- Burd Location within Syria
- Coordinates: 32°30′31″N 36°32′33″E﻿ / ﻿32.50861°N 36.54250°E
- PAL: 295/213
- Country: Syria
- Governorate: Suwayda
- District: Salkhad
- Subdistrict: Qurayyah

Population (2004 census)
- • Total: 207
- Time zone: UTC+2 (EET)
- • Summer (DST): UTC+3 (EEST)

= Burd, Suwayda =

Burd (برد) is a village situated in the Salkhad District of Suwayda Governorate, in southern Syria. According to the Syria Central Bureau of Statistics (CBS), Burd had a population of 207 in the 2004 census. Its inhabitants are predominantly Druze, with a Sunni Muslim Bedouin minority.
==History==
In 1596, it appeared in the Ottoman tax registers as Burd (dir nazd Tasil), as part of the nahiya (subdistrict) of Bani Malik as-Sadir, in the Hauran Sanjak. It had an entirely Muslim population consisting of 8 households and 2 bachelors.
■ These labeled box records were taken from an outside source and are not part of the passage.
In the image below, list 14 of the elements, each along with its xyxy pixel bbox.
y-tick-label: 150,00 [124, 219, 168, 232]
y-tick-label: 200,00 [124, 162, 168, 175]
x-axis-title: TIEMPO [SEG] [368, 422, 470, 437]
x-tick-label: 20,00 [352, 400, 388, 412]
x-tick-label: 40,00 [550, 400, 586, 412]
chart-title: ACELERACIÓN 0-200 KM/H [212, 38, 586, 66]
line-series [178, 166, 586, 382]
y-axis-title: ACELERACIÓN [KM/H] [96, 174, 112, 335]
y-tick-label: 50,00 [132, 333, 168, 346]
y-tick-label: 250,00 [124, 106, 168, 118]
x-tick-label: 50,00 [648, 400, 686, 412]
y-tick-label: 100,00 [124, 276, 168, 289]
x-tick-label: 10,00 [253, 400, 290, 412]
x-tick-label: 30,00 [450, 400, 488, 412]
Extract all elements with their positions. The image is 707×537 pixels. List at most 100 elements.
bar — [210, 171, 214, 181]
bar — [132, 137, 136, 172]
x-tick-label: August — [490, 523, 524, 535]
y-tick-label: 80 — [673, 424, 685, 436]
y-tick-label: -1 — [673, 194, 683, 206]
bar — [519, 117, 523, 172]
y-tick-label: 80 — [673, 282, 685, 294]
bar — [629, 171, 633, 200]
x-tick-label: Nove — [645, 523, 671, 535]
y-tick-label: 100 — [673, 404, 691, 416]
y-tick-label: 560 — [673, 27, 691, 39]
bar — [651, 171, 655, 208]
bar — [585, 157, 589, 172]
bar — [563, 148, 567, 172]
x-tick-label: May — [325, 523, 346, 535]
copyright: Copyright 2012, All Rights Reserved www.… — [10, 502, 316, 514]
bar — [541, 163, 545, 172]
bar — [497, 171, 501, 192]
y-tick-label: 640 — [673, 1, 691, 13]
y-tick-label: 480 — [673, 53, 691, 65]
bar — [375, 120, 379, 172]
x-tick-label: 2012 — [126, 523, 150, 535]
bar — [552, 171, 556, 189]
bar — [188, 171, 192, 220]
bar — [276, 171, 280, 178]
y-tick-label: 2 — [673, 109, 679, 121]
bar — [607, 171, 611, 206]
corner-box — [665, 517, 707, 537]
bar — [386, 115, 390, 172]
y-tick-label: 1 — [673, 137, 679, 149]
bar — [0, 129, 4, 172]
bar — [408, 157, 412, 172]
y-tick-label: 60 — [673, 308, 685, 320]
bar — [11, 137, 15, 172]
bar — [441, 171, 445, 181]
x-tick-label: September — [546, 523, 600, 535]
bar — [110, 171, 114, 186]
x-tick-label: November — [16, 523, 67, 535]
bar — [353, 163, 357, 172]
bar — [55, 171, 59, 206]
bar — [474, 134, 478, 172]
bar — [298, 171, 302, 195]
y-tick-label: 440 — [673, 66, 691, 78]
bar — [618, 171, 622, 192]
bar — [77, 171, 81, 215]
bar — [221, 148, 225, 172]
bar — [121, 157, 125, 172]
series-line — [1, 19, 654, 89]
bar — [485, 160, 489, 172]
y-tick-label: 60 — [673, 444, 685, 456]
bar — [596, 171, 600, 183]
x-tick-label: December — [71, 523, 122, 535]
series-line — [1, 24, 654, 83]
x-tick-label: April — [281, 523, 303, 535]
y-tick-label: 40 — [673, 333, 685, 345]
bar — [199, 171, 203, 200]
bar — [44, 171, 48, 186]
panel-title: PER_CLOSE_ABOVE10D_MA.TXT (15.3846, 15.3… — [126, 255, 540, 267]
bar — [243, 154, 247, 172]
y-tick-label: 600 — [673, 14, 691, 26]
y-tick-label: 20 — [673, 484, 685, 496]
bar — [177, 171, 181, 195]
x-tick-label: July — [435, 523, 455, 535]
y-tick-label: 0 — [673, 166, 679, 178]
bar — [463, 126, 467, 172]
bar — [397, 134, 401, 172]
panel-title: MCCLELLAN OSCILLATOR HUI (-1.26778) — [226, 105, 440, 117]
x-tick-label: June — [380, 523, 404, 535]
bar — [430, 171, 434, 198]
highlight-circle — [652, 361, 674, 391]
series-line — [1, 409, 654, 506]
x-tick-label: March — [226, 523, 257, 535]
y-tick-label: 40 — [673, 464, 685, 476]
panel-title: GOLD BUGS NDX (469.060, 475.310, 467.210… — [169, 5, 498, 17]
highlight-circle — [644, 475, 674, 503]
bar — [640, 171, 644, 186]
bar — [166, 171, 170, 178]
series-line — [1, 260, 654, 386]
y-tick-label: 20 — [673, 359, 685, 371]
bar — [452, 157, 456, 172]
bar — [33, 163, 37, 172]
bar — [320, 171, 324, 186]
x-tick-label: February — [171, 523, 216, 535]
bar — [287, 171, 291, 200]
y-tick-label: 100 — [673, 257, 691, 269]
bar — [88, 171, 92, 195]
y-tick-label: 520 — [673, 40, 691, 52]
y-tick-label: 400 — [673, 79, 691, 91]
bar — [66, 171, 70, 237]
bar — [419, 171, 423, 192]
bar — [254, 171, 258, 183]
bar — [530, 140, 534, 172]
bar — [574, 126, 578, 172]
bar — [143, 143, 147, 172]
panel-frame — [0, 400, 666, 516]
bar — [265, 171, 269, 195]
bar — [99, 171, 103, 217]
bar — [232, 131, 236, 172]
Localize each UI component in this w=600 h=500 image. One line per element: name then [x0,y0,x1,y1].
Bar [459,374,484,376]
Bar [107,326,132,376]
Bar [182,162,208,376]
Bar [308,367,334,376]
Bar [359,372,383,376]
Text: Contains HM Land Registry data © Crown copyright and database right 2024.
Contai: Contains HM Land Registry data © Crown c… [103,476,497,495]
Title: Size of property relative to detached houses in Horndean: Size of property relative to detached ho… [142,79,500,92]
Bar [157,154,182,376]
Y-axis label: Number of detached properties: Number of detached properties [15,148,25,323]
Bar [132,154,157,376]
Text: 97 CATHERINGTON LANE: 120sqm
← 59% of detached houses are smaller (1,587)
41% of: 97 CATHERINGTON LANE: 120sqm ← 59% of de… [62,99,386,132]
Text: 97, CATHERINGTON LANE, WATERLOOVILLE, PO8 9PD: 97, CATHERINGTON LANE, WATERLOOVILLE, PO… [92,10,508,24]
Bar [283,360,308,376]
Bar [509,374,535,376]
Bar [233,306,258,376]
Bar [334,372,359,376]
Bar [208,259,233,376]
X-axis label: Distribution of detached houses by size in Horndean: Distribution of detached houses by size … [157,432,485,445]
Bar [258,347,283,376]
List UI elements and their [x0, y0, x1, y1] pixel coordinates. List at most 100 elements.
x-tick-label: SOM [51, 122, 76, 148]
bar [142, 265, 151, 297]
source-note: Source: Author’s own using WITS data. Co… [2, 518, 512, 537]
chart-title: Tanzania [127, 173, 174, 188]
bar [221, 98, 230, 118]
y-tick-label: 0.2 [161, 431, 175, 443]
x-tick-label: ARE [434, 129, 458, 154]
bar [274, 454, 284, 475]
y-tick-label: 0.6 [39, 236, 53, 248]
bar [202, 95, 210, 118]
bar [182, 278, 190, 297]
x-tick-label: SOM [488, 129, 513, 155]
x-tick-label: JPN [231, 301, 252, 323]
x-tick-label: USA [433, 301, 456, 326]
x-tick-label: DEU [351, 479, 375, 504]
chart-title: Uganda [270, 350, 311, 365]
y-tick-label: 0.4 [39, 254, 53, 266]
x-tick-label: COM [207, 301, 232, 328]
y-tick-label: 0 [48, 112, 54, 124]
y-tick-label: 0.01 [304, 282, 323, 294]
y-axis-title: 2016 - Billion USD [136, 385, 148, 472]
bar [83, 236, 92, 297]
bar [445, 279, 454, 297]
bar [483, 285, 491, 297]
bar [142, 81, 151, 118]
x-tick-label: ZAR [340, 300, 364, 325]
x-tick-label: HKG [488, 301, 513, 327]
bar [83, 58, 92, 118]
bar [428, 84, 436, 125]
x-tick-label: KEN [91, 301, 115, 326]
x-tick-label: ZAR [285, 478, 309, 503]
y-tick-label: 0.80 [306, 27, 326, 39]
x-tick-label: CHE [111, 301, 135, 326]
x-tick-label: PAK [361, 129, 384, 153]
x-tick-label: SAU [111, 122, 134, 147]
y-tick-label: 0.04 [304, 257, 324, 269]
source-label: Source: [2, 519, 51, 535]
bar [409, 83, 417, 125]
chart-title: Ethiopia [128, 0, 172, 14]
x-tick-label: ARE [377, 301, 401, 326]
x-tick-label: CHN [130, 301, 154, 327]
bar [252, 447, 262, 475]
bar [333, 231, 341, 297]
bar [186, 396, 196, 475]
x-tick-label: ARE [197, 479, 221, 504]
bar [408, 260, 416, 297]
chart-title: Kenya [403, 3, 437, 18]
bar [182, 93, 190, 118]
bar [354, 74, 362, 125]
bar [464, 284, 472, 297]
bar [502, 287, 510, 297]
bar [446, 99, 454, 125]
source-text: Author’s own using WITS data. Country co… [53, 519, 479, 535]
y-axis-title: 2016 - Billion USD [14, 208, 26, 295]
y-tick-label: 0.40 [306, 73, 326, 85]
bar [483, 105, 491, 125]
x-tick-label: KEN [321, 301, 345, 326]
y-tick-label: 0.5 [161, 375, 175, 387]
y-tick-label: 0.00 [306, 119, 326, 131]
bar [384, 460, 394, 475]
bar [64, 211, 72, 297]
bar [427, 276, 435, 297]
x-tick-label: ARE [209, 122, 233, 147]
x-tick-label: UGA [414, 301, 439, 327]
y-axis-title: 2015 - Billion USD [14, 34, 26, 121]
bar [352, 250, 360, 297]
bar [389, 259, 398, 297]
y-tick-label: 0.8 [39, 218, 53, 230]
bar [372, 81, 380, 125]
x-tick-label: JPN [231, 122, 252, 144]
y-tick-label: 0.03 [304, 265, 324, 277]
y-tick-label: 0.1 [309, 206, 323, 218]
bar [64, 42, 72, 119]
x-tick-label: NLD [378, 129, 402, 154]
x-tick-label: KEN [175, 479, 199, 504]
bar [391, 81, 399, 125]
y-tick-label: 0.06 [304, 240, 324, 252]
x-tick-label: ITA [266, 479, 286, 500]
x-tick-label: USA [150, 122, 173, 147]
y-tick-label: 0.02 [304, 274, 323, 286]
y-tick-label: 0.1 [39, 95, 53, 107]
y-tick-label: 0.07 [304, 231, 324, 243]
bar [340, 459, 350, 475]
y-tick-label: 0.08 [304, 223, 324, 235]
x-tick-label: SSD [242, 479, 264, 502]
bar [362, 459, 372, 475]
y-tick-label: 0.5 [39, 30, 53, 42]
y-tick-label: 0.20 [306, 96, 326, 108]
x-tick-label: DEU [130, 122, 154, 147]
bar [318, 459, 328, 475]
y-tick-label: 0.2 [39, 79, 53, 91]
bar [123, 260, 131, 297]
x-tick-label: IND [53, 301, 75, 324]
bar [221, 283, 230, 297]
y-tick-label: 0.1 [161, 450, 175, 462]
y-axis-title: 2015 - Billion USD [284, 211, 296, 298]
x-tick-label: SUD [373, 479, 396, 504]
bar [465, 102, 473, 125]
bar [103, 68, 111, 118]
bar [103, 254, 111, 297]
They paid a fixed tax-rate of 40% on agricultural products, including wheat (750 a.), barley (450 a.), summer crops (700 a.) goats and beehives (100 a.); the taxes totalled 2,000 akçe.

In 1838, Eli Smith noted it as Burd, a ruin located "in the Nukrah, east of Busrah", the Nukrah being the southern Hauran plain.